Android devices may have taken over the mobile market, but the software running on these Android-powered smartphones and tablets is getting several industry CEOs worked up. It’s the apps developed for Android devices that have become a major topic of discussion for Motorola (MMI) CEO Sanjay Jha, who recently attributed phone performance issues to apps and Android’s open installation process, though the comment was later “cleaned up.” Meanwhile, the lack of apps on Windows Phone 7 has been called out in a Business Insider article as something Nokia (NOK) CEO Stephen Elop should pay more attention to, after Elop’s promise to deliver a superior OS seemingly disregards the influence of mobile apps on consumers’ device preferences.
Indeed, mobile apps have become central to Android’s OS success, making supporting devices more comparable to the iPhone while also encompassing an ecosystem eager to serve consumers’ every need. The same Business Insider article goes on to blast Nokia for its inability to attract developer support even in its own Nordic region, noting local app makers’ allegiance to iOS and Android. Apps have in turn become a blessing and a curse for Google (GOOG), carrying malware through Android’s open system and sometimes leaking consumer data.
That leaves Google between a rock and a hard place, now that Android has garnered the support of dozens of devices from most major manufacturers in order to spread the mobile OS across the globe. Java owner Oracle (ORCL) feels entitled to Android’s success, claiming 50 percent of revenues for searches performed on Android devices. Pundits think Oracle may have some leverage in this high profile case, as Google’s use of Java in the Android code allegedly infringes on related patents. While Google is defensive about this claim, the debacle stresses the fact that any major re-writes to Android code would affect millions of device owners worldwide.

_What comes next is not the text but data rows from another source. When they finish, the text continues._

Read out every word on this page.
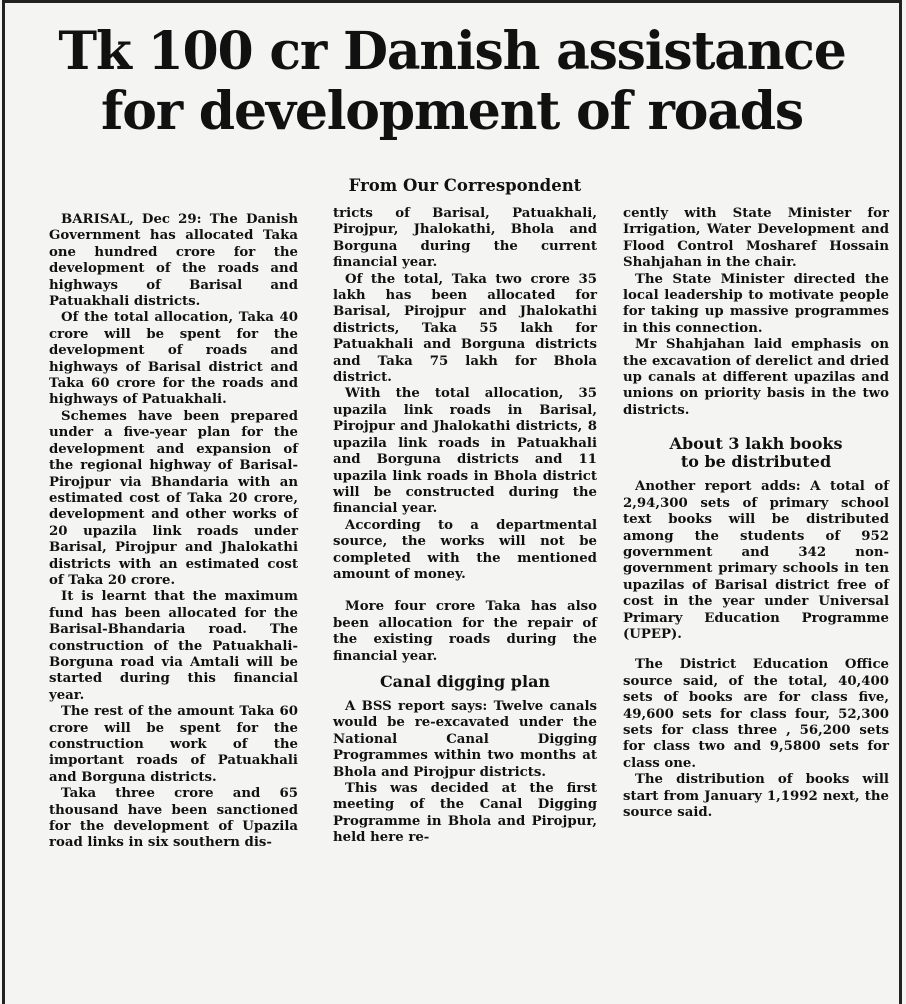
Tk 100 cr Danish assistance
for development of roads
From Our Correspondent

BARISAL, Dec 29: The Danish Government has allocated Taka one hundred crore for the development of the roads and highways of Barisal and Patuakhali districts.

Of the total allocation, Taka 40 crore will be spent for the development of roads and highways of Barisal district and Taka 60 crore for the roads and highways of Patuakhali.

Schemes have been prepared under a five-year plan for the development and expansion of the regional highway of Barisal-Pirojpur via Bhandaria with an estimated cost of Taka 20 crore, development and other works of 20 upazila link roads under Barisal, Pirojpur and Jhalokathi districts with an estimated cost of Taka 20 crore.

It is learnt that the maximum fund has been allocated for the Barisal-Bhandaria road. The construction of the Patuakhali-Borguna road via Amtali will be started during this financial year.

The rest of the amount Taka 60 crore will be spent for the construction work of the important roads of Patuakhali and Borguna districts.

Taka three crore and 65 thousand have been sanctioned for the development of Upazila road links in six southern dis-

tricts of Barisal, Patuakhali, Pirojpur, Jhalokathi, Bhola and Borguna during the current financial year.

Of the total, Taka two crore 35 lakh has been allocated for Barisal, Pirojpur and Jhalokathi districts, Taka 55 lakh for Patuakhali and Borguna districts and Taka 75 lakh for Bhola district.

With the total allocation, 35 upazila link roads in Barisal, Pirojpur and Jhalokathi districts, 8 upazila link roads in Patuakhali and Borguna districts and 11 upazila link roads in Bhola district will be constructed during the financial year.

According to a departmental source, the works will not be completed with the mentioned amount of money.

More four crore Taka has also been allocation for the repair of the existing roads during the financial year.

Canal digging plan

A BSS report says: Twelve canals would be re-excavated under the National Canal Digging Programmes within two months at Bhola and Pirojpur districts.

This was decided at the first meeting of the Canal Digging Programme in Bhola and Pirojpur, held here re-

cently with State Minister for Irrigation, Water Development and Flood Control Mosharef Hossain Shahjahan in the chair.

The State Minister directed the local leadership to motivate people for taking up massive programmes in this connection.

Mr Shahjahan laid emphasis on the excavation of derelict and dried up canals at different upazilas and unions on priority basis in the two districts.

About 3 lakh books
to be distributed

Another report adds: A total of 2,94,300 sets of primary school text books will be distributed among the students of 952 government and 342 non-government primary schools in ten upazilas of Barisal district free of cost in the year under Universal Primary Education Programme (UPEP).

The District Education Office source said, of the total, 40,400 sets of books are for class five, 49,600 sets for class four, 52,300 sets for class three , 56,200 sets for class two and 9,5800 sets for class one.

The distribution of books will start from January 1,1992 next, the source said.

It’s certainly something to consider as Google moves forward with Android renditions for the tablet market, currently dominated by Apple’s (AAPL) iPad (already in its second generation). Samsung (005930.KS) and Toshiba (TOSBF.PK) are both looking to the newest version of Android Honeycomb, with Samsung’s Galaxy Tab 10.1 having hit the market. Toshiba’s Thrive tablet lineup will set itself apart with bright colors and a focus on usability. But ongoing issues with Android Honeycomb, and weaker sales than the iPad have led Dell (DELL) to try its hand in the market outside the U.S. The upcoming Dell Streak Pro will debut in China, where Dell feels the tablet market is more mature and rapidly growing, leaving a U.S. launch for later in the year.